In reality while project does indeed have Servo in its dependencies it only uses it for HTML tokenization, CSS selector matching and some low level structures. Javascript parsing and execution, DOM implementation & Layout engine was written from scratch with only one exception - Flexbox and Grid layouts are implemented using Taffy - a Rust layout library.
So while “from scratch” is debatable it is still immensely impressive to be that AI was able to produce something that even just “kinda works” at this scale.
> So while “from scratch” is debatable it is still immensely impressive to be that AI was able to produce something that even just “kinda works” at this scale.

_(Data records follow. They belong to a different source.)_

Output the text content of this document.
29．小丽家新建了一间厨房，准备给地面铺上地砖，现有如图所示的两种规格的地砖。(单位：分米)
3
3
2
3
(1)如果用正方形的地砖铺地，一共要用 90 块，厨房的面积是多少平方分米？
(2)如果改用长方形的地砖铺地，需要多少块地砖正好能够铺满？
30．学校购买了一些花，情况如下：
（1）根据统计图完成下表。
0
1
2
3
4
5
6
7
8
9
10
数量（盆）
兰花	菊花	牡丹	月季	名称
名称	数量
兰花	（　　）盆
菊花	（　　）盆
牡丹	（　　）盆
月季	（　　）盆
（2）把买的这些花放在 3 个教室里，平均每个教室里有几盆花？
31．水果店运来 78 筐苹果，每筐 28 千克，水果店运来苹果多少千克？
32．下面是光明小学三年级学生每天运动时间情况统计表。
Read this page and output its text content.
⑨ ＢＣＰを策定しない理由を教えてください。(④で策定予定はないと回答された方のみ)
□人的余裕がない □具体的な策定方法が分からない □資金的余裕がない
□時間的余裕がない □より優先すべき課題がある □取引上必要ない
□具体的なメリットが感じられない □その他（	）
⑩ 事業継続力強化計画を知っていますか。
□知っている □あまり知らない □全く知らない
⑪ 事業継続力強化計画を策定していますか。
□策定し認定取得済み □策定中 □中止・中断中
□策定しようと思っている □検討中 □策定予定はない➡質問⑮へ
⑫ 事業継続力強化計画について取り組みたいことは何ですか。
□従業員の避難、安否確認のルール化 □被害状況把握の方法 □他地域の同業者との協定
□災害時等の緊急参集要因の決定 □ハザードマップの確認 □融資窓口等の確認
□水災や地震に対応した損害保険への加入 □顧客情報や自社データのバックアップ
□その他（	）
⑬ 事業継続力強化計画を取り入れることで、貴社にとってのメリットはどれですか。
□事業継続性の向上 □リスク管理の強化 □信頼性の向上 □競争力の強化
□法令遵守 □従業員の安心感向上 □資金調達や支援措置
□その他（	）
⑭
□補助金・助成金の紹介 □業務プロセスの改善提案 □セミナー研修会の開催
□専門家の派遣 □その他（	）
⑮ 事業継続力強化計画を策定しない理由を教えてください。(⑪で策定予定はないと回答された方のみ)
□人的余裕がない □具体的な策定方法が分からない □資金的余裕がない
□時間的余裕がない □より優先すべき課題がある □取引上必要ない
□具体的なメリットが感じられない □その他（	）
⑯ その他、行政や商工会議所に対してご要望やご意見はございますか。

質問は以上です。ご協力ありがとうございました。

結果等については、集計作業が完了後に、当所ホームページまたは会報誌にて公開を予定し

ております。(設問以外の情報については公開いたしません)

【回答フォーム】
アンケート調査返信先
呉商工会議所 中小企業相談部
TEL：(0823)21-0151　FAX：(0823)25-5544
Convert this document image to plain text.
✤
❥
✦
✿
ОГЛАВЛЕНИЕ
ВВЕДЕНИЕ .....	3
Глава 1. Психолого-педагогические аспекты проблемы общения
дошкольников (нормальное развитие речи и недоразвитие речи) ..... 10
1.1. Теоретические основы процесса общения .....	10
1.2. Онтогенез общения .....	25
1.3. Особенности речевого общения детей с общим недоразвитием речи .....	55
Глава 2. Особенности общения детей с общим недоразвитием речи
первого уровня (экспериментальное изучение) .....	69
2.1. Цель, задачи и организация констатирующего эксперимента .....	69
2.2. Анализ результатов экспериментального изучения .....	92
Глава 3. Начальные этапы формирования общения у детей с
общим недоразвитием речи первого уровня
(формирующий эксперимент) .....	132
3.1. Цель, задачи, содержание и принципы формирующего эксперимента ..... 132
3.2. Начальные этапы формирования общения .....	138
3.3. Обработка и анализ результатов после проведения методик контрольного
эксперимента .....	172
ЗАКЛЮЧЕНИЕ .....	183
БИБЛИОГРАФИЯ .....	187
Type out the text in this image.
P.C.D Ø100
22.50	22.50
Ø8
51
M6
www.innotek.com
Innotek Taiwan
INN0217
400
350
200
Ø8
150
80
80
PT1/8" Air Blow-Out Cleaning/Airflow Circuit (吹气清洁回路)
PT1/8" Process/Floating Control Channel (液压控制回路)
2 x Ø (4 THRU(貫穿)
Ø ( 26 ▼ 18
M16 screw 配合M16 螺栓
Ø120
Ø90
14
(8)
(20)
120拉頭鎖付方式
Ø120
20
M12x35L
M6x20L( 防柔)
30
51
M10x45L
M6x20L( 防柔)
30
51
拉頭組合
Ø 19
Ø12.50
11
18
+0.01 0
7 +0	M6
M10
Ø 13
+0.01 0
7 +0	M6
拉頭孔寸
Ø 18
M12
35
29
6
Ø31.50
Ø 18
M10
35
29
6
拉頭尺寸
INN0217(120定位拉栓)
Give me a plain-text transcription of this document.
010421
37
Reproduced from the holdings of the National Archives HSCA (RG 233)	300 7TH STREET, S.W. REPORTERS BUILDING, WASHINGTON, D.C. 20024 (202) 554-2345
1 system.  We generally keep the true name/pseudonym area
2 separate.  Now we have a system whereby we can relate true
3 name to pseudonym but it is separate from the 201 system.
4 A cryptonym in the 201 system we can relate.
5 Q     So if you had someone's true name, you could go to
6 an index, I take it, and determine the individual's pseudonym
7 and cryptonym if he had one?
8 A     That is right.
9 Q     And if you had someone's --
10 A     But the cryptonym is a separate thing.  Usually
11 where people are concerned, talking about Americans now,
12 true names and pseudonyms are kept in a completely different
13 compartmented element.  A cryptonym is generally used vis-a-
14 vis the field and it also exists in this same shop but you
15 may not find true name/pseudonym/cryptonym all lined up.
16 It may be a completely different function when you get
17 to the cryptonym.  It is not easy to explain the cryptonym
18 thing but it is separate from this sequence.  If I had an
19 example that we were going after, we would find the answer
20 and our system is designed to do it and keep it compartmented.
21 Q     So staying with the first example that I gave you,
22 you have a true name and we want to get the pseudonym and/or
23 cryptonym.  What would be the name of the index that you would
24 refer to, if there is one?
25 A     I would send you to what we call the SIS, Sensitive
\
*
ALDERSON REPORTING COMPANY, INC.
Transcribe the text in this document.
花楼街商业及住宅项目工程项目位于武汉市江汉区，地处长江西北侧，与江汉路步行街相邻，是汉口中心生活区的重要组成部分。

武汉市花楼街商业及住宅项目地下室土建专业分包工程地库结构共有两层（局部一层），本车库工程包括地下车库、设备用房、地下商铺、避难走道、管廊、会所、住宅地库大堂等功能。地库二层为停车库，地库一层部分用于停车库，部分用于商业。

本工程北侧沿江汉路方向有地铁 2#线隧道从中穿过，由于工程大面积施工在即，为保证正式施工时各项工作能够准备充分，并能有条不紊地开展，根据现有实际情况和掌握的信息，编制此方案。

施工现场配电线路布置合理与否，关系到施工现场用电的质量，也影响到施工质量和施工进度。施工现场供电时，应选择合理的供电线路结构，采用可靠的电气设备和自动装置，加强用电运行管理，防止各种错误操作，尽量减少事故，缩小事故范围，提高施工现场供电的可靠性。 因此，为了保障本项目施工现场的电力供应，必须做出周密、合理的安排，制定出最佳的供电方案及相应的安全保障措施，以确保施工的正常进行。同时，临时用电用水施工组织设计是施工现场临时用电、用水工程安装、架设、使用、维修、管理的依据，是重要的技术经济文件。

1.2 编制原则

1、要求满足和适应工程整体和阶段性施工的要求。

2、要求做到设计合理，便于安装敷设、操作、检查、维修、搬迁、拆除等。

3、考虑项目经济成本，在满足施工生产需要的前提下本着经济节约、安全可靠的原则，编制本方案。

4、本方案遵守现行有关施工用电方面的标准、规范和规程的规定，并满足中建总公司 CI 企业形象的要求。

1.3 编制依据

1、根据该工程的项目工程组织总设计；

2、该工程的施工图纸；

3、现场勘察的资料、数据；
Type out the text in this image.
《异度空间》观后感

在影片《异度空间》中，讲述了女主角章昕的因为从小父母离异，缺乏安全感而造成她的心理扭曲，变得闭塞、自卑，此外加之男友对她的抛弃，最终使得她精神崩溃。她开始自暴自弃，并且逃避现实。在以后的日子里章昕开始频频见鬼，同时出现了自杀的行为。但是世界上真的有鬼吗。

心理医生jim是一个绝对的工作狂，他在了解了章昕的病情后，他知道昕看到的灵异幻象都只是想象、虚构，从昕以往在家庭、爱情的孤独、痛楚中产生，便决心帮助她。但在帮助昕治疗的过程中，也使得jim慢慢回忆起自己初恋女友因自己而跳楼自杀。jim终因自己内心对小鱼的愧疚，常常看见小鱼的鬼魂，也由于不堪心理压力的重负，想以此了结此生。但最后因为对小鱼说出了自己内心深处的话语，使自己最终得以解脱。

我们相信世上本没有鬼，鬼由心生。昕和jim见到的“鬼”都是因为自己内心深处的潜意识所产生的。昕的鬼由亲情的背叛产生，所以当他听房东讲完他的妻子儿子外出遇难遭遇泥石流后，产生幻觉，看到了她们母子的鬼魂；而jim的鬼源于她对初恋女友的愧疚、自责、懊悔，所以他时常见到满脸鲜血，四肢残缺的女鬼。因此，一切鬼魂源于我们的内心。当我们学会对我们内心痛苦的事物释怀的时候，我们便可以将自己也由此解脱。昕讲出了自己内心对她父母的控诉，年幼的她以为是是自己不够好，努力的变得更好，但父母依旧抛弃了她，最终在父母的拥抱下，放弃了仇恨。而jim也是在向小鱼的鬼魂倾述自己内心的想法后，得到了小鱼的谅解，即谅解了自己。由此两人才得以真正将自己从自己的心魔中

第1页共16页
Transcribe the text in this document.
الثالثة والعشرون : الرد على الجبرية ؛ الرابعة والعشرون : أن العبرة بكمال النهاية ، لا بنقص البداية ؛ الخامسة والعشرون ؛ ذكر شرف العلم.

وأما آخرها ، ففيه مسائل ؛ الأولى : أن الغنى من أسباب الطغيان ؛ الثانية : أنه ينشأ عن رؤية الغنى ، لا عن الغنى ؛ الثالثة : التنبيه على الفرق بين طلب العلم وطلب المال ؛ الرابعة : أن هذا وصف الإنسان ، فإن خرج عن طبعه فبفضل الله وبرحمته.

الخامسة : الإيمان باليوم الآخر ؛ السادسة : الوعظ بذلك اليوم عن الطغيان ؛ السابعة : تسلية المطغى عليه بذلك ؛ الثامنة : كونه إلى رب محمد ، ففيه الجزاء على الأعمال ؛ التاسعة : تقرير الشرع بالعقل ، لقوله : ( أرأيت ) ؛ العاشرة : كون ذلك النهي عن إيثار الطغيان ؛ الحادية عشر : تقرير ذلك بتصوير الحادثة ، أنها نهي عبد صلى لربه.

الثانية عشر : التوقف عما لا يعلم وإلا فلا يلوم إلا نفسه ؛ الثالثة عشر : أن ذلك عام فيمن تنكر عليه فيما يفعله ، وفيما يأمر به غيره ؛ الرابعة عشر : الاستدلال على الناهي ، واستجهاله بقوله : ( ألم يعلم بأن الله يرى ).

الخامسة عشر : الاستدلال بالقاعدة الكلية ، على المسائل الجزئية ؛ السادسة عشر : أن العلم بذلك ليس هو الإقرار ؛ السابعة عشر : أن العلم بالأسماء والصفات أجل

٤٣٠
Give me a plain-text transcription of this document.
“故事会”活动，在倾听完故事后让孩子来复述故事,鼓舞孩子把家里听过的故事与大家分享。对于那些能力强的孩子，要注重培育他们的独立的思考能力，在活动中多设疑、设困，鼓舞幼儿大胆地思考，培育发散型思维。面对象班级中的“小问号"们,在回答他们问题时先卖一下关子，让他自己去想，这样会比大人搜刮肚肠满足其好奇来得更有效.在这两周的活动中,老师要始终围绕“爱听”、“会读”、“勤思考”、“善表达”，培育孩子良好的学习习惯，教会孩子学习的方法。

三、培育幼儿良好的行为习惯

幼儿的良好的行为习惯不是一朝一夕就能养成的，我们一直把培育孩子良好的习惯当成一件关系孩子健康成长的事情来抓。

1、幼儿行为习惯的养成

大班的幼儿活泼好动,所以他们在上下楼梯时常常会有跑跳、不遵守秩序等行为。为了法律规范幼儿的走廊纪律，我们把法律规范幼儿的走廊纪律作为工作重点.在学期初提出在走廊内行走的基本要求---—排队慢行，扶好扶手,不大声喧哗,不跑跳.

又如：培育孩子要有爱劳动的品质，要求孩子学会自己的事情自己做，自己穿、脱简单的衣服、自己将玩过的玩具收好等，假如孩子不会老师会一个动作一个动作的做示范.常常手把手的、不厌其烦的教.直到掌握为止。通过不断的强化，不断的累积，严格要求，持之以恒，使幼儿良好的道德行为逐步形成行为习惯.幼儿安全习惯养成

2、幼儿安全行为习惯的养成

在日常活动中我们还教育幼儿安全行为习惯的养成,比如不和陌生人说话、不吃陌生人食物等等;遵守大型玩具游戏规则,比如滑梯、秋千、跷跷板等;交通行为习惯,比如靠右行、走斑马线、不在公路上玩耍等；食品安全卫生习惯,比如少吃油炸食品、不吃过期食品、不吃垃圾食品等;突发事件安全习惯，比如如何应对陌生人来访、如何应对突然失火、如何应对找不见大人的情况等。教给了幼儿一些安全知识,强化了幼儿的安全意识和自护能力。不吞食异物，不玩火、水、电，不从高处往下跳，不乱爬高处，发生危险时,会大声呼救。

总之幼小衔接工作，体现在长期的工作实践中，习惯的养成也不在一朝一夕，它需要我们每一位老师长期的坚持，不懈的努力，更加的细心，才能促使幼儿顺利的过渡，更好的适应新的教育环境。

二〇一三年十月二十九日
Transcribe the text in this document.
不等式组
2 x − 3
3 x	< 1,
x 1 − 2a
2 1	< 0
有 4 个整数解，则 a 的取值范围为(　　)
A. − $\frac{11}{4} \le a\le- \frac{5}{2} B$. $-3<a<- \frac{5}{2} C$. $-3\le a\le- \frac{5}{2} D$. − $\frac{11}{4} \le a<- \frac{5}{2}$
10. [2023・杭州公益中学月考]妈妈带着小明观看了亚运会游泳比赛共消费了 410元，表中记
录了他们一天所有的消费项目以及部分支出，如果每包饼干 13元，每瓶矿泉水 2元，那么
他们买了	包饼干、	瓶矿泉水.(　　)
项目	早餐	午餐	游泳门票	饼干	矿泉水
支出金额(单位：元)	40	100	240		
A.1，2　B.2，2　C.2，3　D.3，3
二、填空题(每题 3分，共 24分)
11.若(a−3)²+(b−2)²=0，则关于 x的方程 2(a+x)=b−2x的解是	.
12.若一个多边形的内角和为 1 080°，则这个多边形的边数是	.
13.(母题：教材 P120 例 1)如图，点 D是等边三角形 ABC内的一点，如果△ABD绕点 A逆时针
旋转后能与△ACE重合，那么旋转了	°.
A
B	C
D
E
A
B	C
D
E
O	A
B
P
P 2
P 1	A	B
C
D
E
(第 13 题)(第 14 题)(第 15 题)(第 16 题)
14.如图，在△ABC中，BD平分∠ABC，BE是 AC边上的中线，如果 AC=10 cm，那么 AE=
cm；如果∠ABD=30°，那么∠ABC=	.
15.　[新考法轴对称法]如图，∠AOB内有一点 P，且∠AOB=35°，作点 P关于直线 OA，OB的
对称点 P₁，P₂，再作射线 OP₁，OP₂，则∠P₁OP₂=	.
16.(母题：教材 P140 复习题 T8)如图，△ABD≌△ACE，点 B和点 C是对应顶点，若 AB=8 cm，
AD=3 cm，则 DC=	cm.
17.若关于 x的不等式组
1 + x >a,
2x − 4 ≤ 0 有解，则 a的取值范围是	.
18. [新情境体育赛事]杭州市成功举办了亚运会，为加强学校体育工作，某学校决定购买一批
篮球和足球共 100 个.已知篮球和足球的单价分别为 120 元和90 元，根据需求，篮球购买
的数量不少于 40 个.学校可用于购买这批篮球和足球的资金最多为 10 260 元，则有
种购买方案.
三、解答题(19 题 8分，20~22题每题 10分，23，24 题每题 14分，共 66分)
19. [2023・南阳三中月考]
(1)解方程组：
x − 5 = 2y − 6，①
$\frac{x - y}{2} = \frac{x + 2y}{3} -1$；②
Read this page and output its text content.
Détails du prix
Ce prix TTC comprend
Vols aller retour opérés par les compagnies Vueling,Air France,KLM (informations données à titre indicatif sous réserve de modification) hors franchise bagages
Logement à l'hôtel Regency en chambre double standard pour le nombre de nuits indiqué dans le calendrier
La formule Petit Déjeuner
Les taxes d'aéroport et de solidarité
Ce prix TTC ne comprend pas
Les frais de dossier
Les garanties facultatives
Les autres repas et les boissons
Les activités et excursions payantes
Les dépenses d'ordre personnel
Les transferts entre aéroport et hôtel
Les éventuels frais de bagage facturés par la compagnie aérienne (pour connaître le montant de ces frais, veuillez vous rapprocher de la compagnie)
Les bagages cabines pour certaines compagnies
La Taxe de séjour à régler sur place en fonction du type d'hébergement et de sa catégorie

“From scratch” is inarguably wrong given how much third-party code it depends on. There’s a reasonable debate about how much original content there is but if I was a principal at a company whose valuation hinges on the ability to actually deliver “from scratch” for real, I would be worried about an investor suing for material misrepresentation of the product if they bought now and the value went down in the future.
Thanks for the feedback. I agree that for some parts that use dependencies, the agent could have implemented them itself. I've begun the process of removing many of these and developing them within the project alongside the browser. A reasonable goal for "from scratch" may be "if other major browsers use a dependency, it's fine to do so too". For example: OpenSSL, libpng, HarfBuzz, Skia.
I'd push back on the idea that all the agents did was glue dependencies together — the JS VM, DOM, CSS cascade, inline/block/table layouts, paint systems, text pipeline, chrome, and more are all being developed by agents as part of this project. There are real complex systems being engineered towards the goal of a browser engine, even if not fully there yet.
Make it port Firefox's engine to iOS, that's something people would actually use (in countries where Apple is forced to allow other browser engines).